Uma designer japonesa Aya Koike também apostou no design de um sofá em cortiça. Sofa Brick - por ser ajustável a diversas situações - é a sugestão que pode visualizar em www.ayakoike.com/ .
Daniel Michalik é um designer de mobiliário americano que também escolheu a cortiça como material primordial. A aposta vai essencialmente para cadeiras e bancos. Pode ver as peças em www.danielmichalik.com .
De referir ainda o já mencionado novo banco automóvel, cujo assento em cortiça o torna três vezes mais leve e com metade do volume que os tradicionais bancos. Um protótipo inovador, inteiramente made in Portugal pela empresa Acecia e que já conquistou a poderosa indústria de componentes automóveis, estando previsto que os primeiros carros equipados saiam para o mercado a partir de 2008.

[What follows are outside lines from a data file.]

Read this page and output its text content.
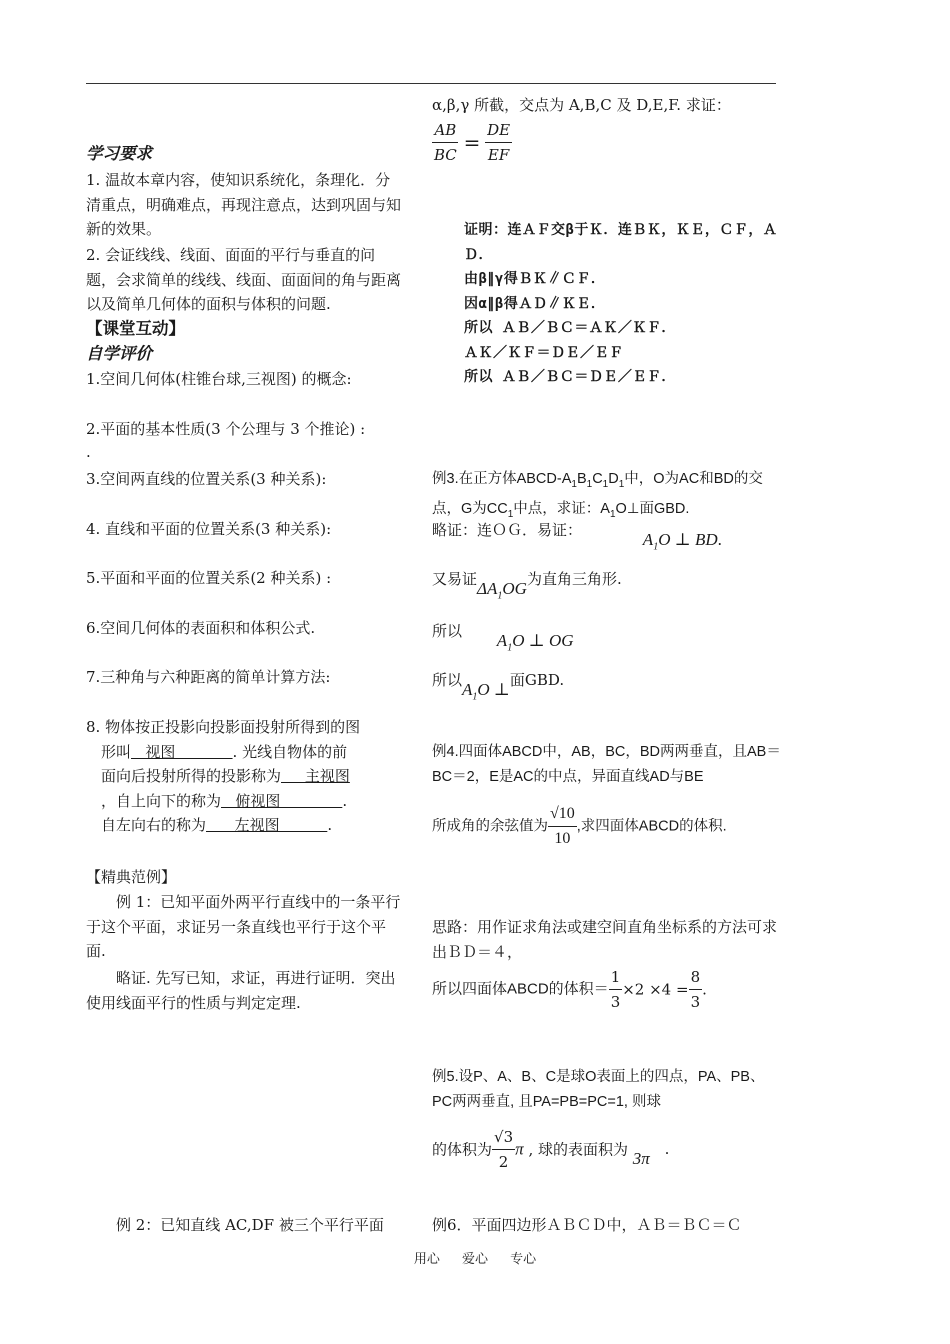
学习要求
1. 温故本章内容，使知识系统化，条理化．分清重点，明确难点，再现注意点，达到巩固与知新的效果。
2. 会证线线、线面、面面的平行与垂直的问题，会求简单的线线、线面、面面间的角与距离以及简单几何体的面积与体积的问题.
【课堂互动】
自学评价
1.空间几何体(柱锥台球,三视图) 的概念:
2.平面的基本性质(3 个公理与 3 个推论) :
.
3.空间两直线的位置关系(3 种关系):
4. 直线和平面的位置关系(3 种关系):
5.平面和平面的位置关系(2 种关系) :
6.空间几何体的表面积和体积公式.
7.三种角与六种距离的简单计算方法:
8. 物体按正投影向投影面投射所得到的图
形叫   视图            . 光线自物体的前
面向后投射所得的投影称为     主视图
，自上向下的称为   俯视图             .
自左向右的称为      左视图          .
【精典范例】
例 1：已知平面外两平行直线中的一条平行于这个平面，求证另一条直线也平行于这个平面.
略证. 先写已知，求证，再进行证明．突出使用线面平行的性质与判定定理.
例 2：已知直线 AC,DF 被三个平行平面
α,β,γ 所截，交点为 A,B,C 及 D,E,F. 求证：
$\frac{AB}{BC} = \frac{DE}{EF}$
证明：连ＡＦ交β于Ｋ．连ＢＫ，ＫＥ，ＣＦ，ＡＤ．
由β∥γ得ＢＫ∥ＣＦ．
因α∥β得ＡＤ∥ＫＥ．
所以 ＡＢ／ＢＣ＝ＡＫ／ＫＦ．
ＡＫ／ＫＦ＝ＤＥ／ＥＦ
所以 ＡＢ／ＢＣ＝ＤＥ／ＥＦ．
例3.在正方体ABCD-$A_1B_1C_1D_1$中，O为AC和BD的交点，G为$CC_1$中点，求证：$A_1O\perp$面GBD.
略证：连ＯＧ．易证：	$A_1O$ ⊥ BD.
又易证$\Delta A_1OG$为直角三角形.
所以 $A_1O$ ⊥ OG
所以$A_1O$ ⊥面GBD.
例4.四面体ABCD中，AB，BC，BD两两垂直，且AB＝BC＝2，E是AC的中点，异面直线AD与BE
所成角的余弦值为 $\frac{√10}{10}$ ,求四面体ABCD的体积.
思路：用作证求角法或建空间直角坐标系的方法可求出ＢＤ＝４，
所以四面体ABCD的体积＝ $\frac{1}{3} \times 2 \times 4 = \frac{8}{3}$ .
例5.设P、A、B、C是球O表面上的四点，PA、PB、PC两两垂直, 且PA=PB=PC=1, 则球
的体积为 $\frac{√3}{2}$ π , 球的表面积为 3π .
例6．平面四边形ＡＢＣＤ中，ＡＢ＝ＢＣ＝Ｃ
用心 爱心 专心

Finalmente, resta acrescentar que foi estudado um novo produto para limpeza/remoção de sujidades e depósitos existente em materiais expostos à poluição ambiental com base na projecção de partículas orgânicas obtidas na indústria corticeira como resíduos. Nesta área estão previstas novas aplicações como a limpeza de monumentos e de fachadas de prédios, podendo este vir a ser um importante campo de utilização de produtos de cortiça na construção civil.